The emergency led to one momentous innovation. The court decided to form a phalanx of natives, beside the ordinary phalanx of Greek and Macedonian soldiers; 20,000 strong-bodied and docile, if unwarlike, fellahîn were armed like Macedonians, taught to wield the long Macedonian pike (the sarissa), and move in a solid mass, as Macedonians did, at the words of command. Some hundreds of native Egyptians were also enrolled in the cavalry and trained by Polycrates of Argos, whose family had been honorable in the great days of Greek freedom.
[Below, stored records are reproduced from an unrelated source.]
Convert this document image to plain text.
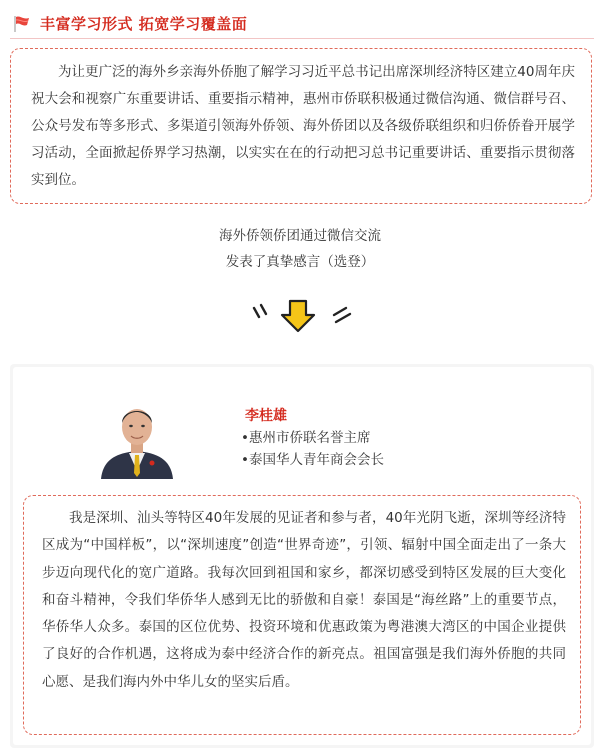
丰富学习形式 拓宽学习覆盖面

为让更广泛的海外乡亲海外侨胞了解学习习近平总书记出席深圳经济特区建立40周年庆祝大会和视察广东重要讲话、重要指示精神，惠州市侨联积极通过微信沟通、微信群号召、公众号发布等多形式、多渠道引领海外侨领、海外侨团以及各级侨联组织和归侨侨眷开展学习活动，全面掀起侨界学习热潮，以实实在在的行动把习总书记重要讲话、重要指示贯彻落实到位。

海外侨领侨团通过微信交流
发表了真挚感言（选登）
李桂雄
•惠州市侨联名誉主席
•泰国华人青年商会会长

我是深圳、汕头等特区40年发展的见证者和参与者，40年光阴飞逝，深圳等经济特区成为“中国样板”，以“深圳速度”创造“世界奇迹”，引领、辐射中国全面走出了一条大步迈向现代化的宽广道路。我每次回到祖国和家乡，都深切感受到特区发展的巨大变化和奋斗精神，令我们华侨华人感到无比的骄傲和自豪！泰国是“海丝路”上的重要节点，华侨华人众多。泰国的区位优势、投资环境和优惠政策为粤港澳大湾区的中国企业提供了良好的合作机遇，这将成为泰中经济合作的新亮点。祖国富强是我们海外侨胞的共同心愿、是我们海内外中华儿女的坚实后盾。
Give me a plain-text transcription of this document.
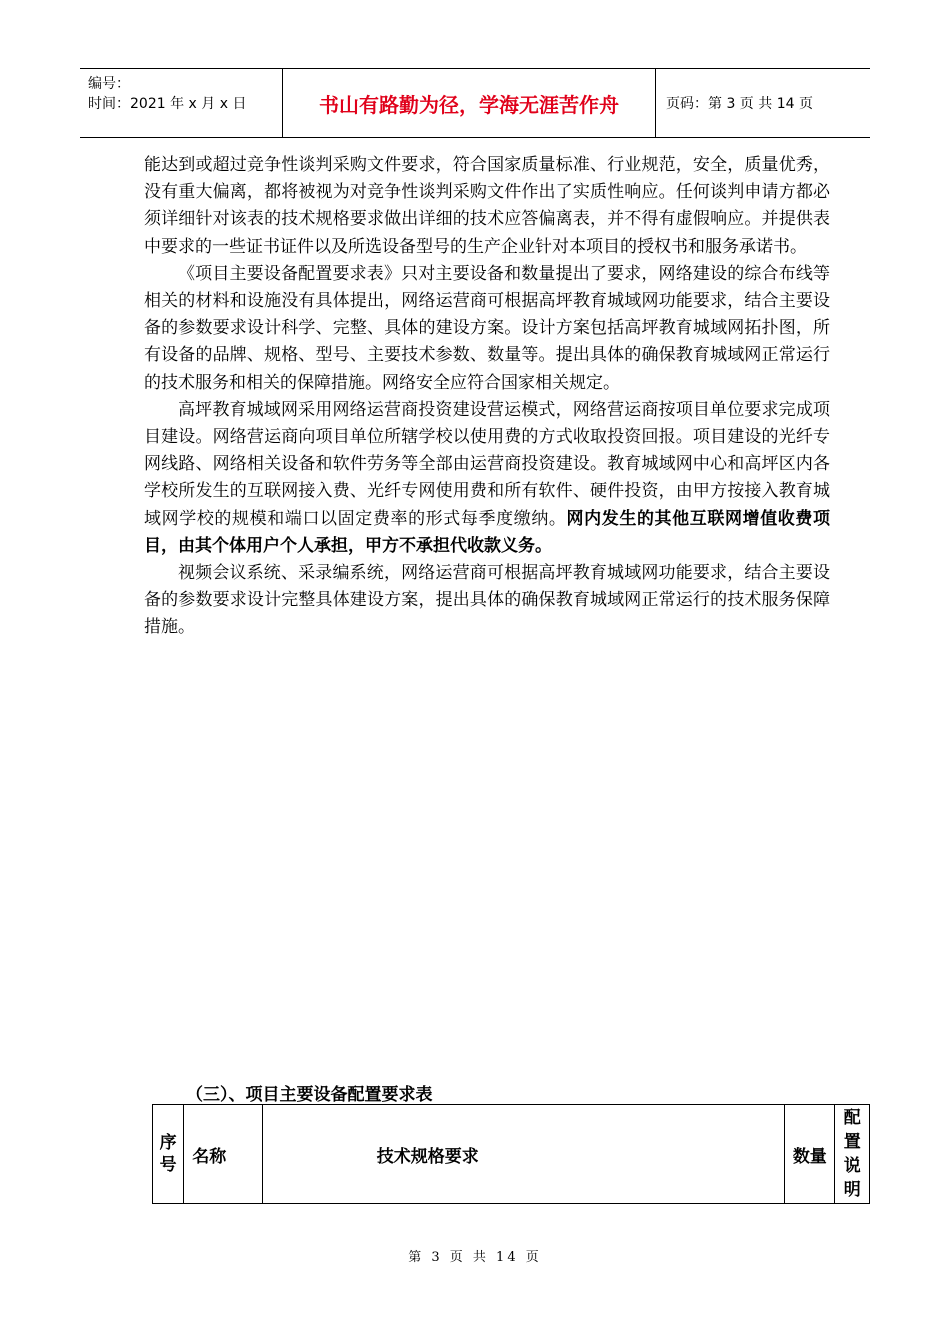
编号：
时间：2021 年 x 月 x 日	书山有路勤为径，学海无涯苦作舟	页码：第 3 页 共 14 页

能达到或超过竞争性谈判采购文件要求，符合国家质量标准、行业规范，安全，质量优秀，没有重大偏离，都将被视为对竞争性谈判采购文件作出了实质性响应。任何谈判申请方都必须详细针对该表的技术规格要求做出详细的技术应答偏离表，并不得有虚假响应。并提供表中要求的一些证书证件以及所选设备型号的生产企业针对本项目的授权书和服务承诺书。

《项目主要设备配置要求表》只对主要设备和数量提出了要求，网络建设的综合布线等相关的材料和设施没有具体提出，网络运营商可根据高坪教育城域网功能要求，结合主要设备的参数要求设计科学、完整、具体的建设方案。设计方案包括高坪教育城域网拓扑图，所有设备的品牌、规格、型号、主要技术参数、数量等。提出具体的确保教育城域网正常运行的技术服务和相关的保障措施。网络安全应符合国家相关规定。

高坪教育城域网采用网络运营商投资建设营运模式，网络营运商按项目单位要求完成项目建设。网络营运商向项目单位所辖学校以使用费的方式收取投资回报。项目建设的光纤专网线路、网络相关设备和软件劳务等全部由运营商投资建设。教育城域网中心和高坪区内各学校所发生的互联网接入费、光纤专网使用费和所有软件、硬件投资，由甲方按接入教育城域网学校的规模和端口以固定费率的形式每季度缴纳。网内发生的其他互联网增值收费项目，由其个体用户个人承担，甲方不承担代收款义务。

视频会议系统、采录编系统，网络运营商可根据高坪教育城域网功能要求，结合主要设备的参数要求设计完整具体建设方案，提出具体的确保教育城域网正常运行的技术服务保障措施。

（三）、项目主要设备配置要求表
序号	名称	技术规格要求	数量	配置说明
第 3 页 共 14 页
Beside the natives of Egypt, some thousands of Libyans, the fair-skinned natives of the Cyrenaica, were enrolled in the new army — some of them in the cavalry under Polycrates, 3000 of them armed like Macedonians under a commander, who belonged himself to the Cyrenaica, a Greek, no doubt, Ammonius of Barca.
Celts in Egypt
Amongst those called up from the soldier-colonists in Egypt, in the Fayûm and elsewhere, were 4000 Gauls and Thracians; and another 2000 arrived by ship from Thrace under a Thracian captain, Dionysius. But the bulk of the army remained Greek and Macedonian. The phalanx of Macedonians and Greeks, commanded by Andromachus of Aspendus, numbered 25,000, as against the native phalanx of 20,000; there were, besides, all the Greek light-armed troops and the Greek and Macedonian cavalry.